C'est une affaire que l'on pouvait penser refermée depuis quelques mois. En mai 2025, le tribunal judiciaire de Tarascon (Bouches-du-Rhône) avait condamné la société agricole du domaine d'Estoublon à une amende de 150 000 euros sur comparution sur reconnaissance préalable de culpabilité (CRPC).
L'affaire a finalement été portée devant le tribunal judiciaire de Tarascon, jeudi 29 janvier. En cause, la démolition illégale en mai 2021 du mas de Montredon, bâtisse du XVe siècle, qui a notamment servi de refuge pendant les guerres de religion, et se situe dans le périmètre classé du château d'Estoublon.
Des travaux engagés sans attendre l'autorisation de la mairie
En 2020, le lieu avait été acquis par un groupe d'investisseurs réunion sous la société « Estoublon Holding », dans laquelle sont associés l'entrepreneur et producteur télé Stéphane Courbit ainsi que l'ex-président Nicolas Sarkozy et son épouse Carla Bruni-Sarkozy. Le château d'Estoublon est utilisé comme demeure de vacances par le couple.
Les faits remontent à mai 2021. Sans attendre les permis nécessaires, des travaux de destruction sont menés au mas de Montredon, au cœur du domaine du château. Quand, en juin, arrive le refus du maire, il ne reste plus rien de la bâtisse de 800 mètres carrés.
Une demande de permis de construire avait bien été émise par la société en décembre 2020, mais il « prévoyait initialement une destruction partielle », relatait en 2025 Me Clarisse Macé, avocate de la Ligue de défense des Alpilles, association qui a déposé plainte. « Une autorisation préalable de l'Architecte des bâtiments de France était indispensable et n'a jamais été obtenue », ajoutait-elle chez nos confrères de La Provence.

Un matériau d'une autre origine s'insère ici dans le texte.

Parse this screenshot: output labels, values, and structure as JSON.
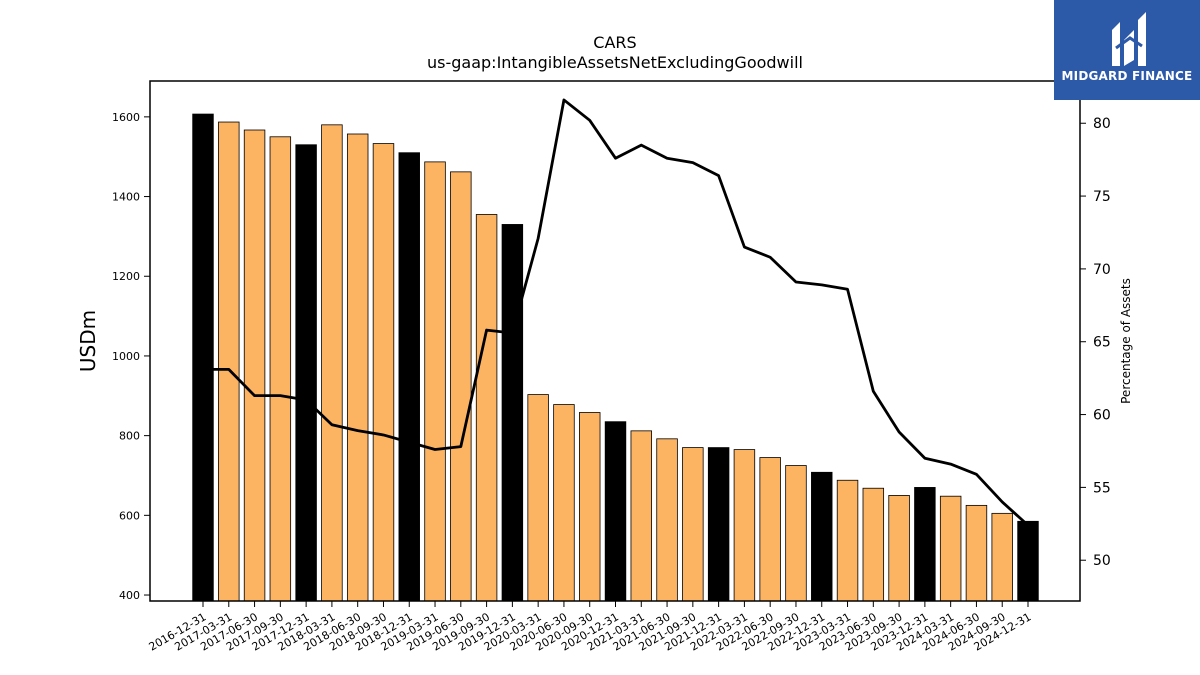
{
  "logo": {
    "text": "MIDGARD FINANCE",
    "bg_color": "#2d5aa8"
  },
  "chart_data": {
    "type": "bar",
    "title": "CARS",
    "subtitle": "us-gaap:IntangibleAssetsNetExcludingGoodwill",
    "ylabel": "USDm",
    "y2label": "Percentage of Assets",
    "ylim": [
      385,
      1690
    ],
    "y2lim": [
      47.2,
      82.9
    ],
    "yticks": [
      400,
      600,
      800,
      1000,
      1200,
      1400,
      1600
    ],
    "y2ticks": [
      50,
      55,
      60,
      65,
      70,
      75,
      80
    ],
    "categories": [
      "2016-12-31",
      "2017-03-31",
      "2017-06-30",
      "2017-09-30",
      "2017-12-31",
      "2018-03-31",
      "2018-06-30",
      "2018-09-30",
      "2018-12-31",
      "2019-03-31",
      "2019-06-30",
      "2019-09-30",
      "2019-12-31",
      "2020-03-31",
      "2020-06-30",
      "2020-09-30",
      "2020-12-31",
      "2021-03-31",
      "2021-06-30",
      "2021-09-30",
      "2021-12-31",
      "2022-03-31",
      "2022-06-30",
      "2022-09-30",
      "2022-12-31",
      "2023-03-31",
      "2023-06-30",
      "2023-09-30",
      "2023-12-31",
      "2024-03-31",
      "2024-06-30",
      "2024-09-30",
      "2024-12-31"
    ],
    "series": [
      {
        "type": "bar",
        "values": [
          1607,
          1587,
          1567,
          1550,
          1530,
          1580,
          1557,
          1533,
          1510,
          1487,
          1462,
          1355,
          1330,
          903,
          878,
          858,
          835,
          812,
          792,
          770,
          770,
          765,
          745,
          725,
          708,
          688,
          668,
          650,
          670,
          648,
          625,
          605,
          585
        ]
      },
      {
        "type": "line",
        "axis": "right",
        "values": [
          63.1,
          63.1,
          61.3,
          61.3,
          61.0,
          59.3,
          58.9,
          58.6,
          58.1,
          57.6,
          57.8,
          65.8,
          65.6,
          72.1,
          81.6,
          80.2,
          77.6,
          78.5,
          77.6,
          77.3,
          76.4,
          71.5,
          70.8,
          69.1,
          68.9,
          68.6,
          61.6,
          58.8,
          57.0,
          56.6,
          55.9,
          54.0,
          52.4
        ]
      }
    ],
    "bar_colors": {
      "year_end": "#000000",
      "quarter": "#fdb462"
    },
    "line_color": "#000000",
    "grid": false,
    "legend": "none"
  }
}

Une reconstruction refusée par le tribunal
D'ailleurs, pour l'association, l'amende de 150 000 euros est bien insuffisante. À la barre, jeudi 29 janvier, la représentante de la Ligue de défense des Alpilles, Annick Blanc, a fustigé le montant de la CRPC. « Le mas a été rayé de l'histoire et de la mémoire (...) Payer 150 000 euros après avoir réduit un mas en poussière pourrait faire des émules », a-t-elle déploré.
« On est sur un cas de démolition totale », indique Frédéric Aubanton, architecte des bâtiments de France (ABF), cité comme témoin. Au contraire, du côté du domaine d'Estoublon, on estime que ce nouveau passage devant la justice s'apparente à un « appel de la CRPC ».
En signe de bonne foi, la société avait proposé de reconstruire le mas à l'identique. Proposition finalement rejetée par le tribunal, estimant qu'il ne fallait pas créer de précédent avec la destruction de patrimoine architectural.
L'avocat de la Ligue a demandé 100 000 euros de dommages et intérêts solidairement à l'Estoublon Holding à Stéphane Courbit, à Enzo Berbeche - ex-responsable du domaine - et au cabinet d'architecture d'Alexandre Lafourcade, qui menait les travaux.
La décision du tribunal sera rendue le 30 avril.